Monday 26 March 2018
Are your walls learning environments?
I had never really considered toilet walls as a learning environment until I was facilitating a workshop in a school recently. As I went to their staff toilet at lunchtime I was provided with the opportunity of being acquainted with their school mission statement and guiding principles - and they weren't just about to be visited by an accreditation team!
It got me thinking about how valuable walls are to our learning environment. I am not suggesting that we should all purposefully break the necessary concentration we all need when going to the toilet - although it didn't pass me by in my university years to learn that the religious reformer Martin Luther had many of his epiphanies sitting on a toilet to the extent that Stefan Rhein, director of the Luther Memorial Foundation, says "This is where the birth of the Reformation took place".
On a serious note it is worth considering how we can use our walls - including our toilet walls - to stimulate learning in a similar way in which students will post notes around their bedroom and house when trying to revise for an exam.
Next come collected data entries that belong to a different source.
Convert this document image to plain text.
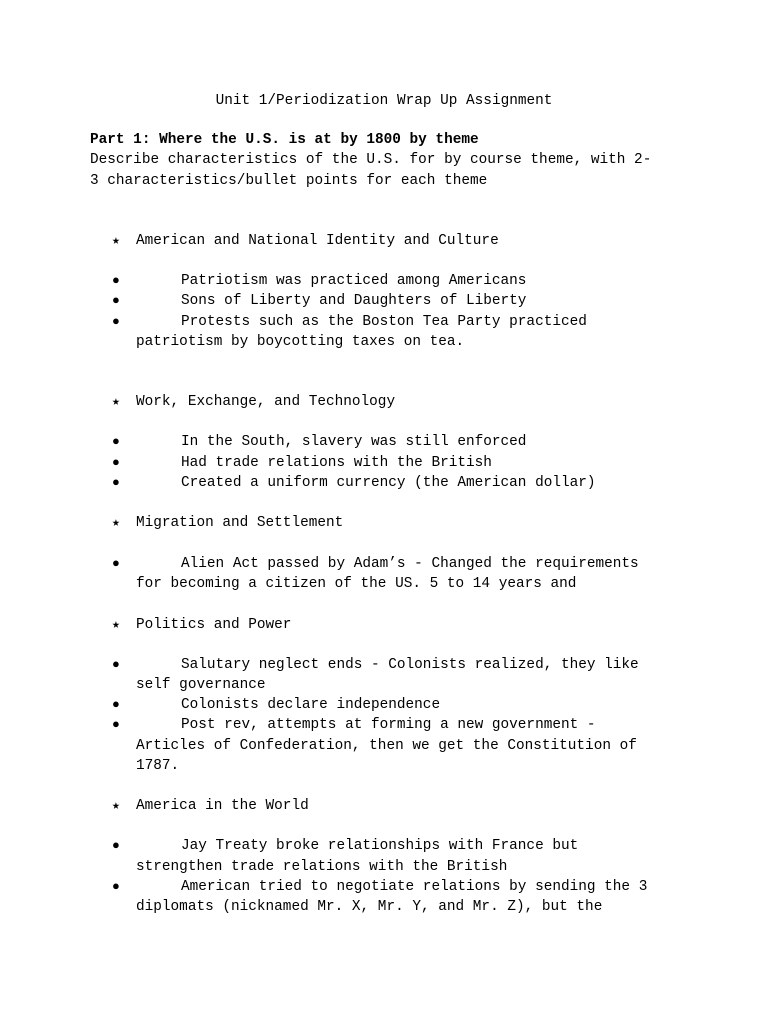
Unit 1/Periodization Wrap Up Assignment
Part 1: Where the U.S. is at by 1800 by theme
Describe characteristics of the U.S. for by course theme, with 2-
3 characteristics/bullet points for each theme
★ American and National Identity and Culture
●	Patriotism was practiced among Americans
●	Sons of Liberty and Daughters of Liberty
●	Protests such as the Boston Tea Party practiced
patriotism by boycotting taxes on tea.
★ Work, Exchange, and Technology
●	In the South, slavery was still enforced
●	Had trade relations with the British
●	Created a uniform currency (the American dollar)
★ Migration and Settlement
●	Alien Act passed by Adam’s - Changed the requirements
for becoming a citizen of the US. 5 to 14 years and
★ Politics and Power
●	Salutary neglect ends - Colonists realized, they like
self governance
●	Colonists declare independence
●	Post rev, attempts at forming a new government -
Articles of Confederation, then we get the Constitution of
1787.
★ America in the World
●	Jay Treaty broke relationships with France but
strengthen trade relations with the British
●	American tried to negotiate relations by sending the 3
diplomats (nicknamed Mr. X, Mr. Y, and Mr. Z), but the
I have previously highly recommended the blog from What Ed Said. In a recent blog she posts ten questions teachers created when reflecting on how they create stimulating learning environments. They are:
- Does the learning space reflect what you say you value about learning?
- Is the space visually appealing? Does it invite learning?
- What kind of culture does the learning space suggest?
- What is the role of colour? Is there too much 'visual noice'?
- What role do the learners play in deciding how the space is organised?
- Has the purpose of everything you post on the walls been carefully considered?
- How is students' thinking made visible?
- How is natural light maximised? (I really did hear a story of a teacher who put up curtains so that children would not look outside and be distracted!!)
- What clutter can you get rid of? (Now.)
- MOST importantly: How is the space organised to foster things like: independence, collaboration, agency, creativity, movement and thinking?
Collaborative Walls & Tables
In the same school another aspect of walls impressed me. In the large classroom in which I was facilitating the workshop there was a whole blank wall that had been covered with a white paint on which we could all write. Away with old-fashioned flip charts and their paper sheets. These walls provided a great opportunity for teachers (and students) to get up off their seats, work in collaborative groups and create a wall visibly showing their thinking. The IB centre at The Hague has this same facility in their workshop rooms.
They also had round tables ideal for World Cafe activities - places where students (and teachers) could write on with the facility of washing down afterwards. A simple idea but so liberating for students to generate ideas on and to work together in a cooperative way. One school that uses this approach to develop collaborative learning is Kumpf Middle School students in Clark: “By showing their work on the tables, students can easily work in pairs to complete more challenging questions and assist one another. Having dry-erase tables allows Miss Chapman to quickly review each students’ work. In addition, using the tables helps keep all students engaged throughout the 80 minutes block time.”
I would have both the walls and tables in any training facility.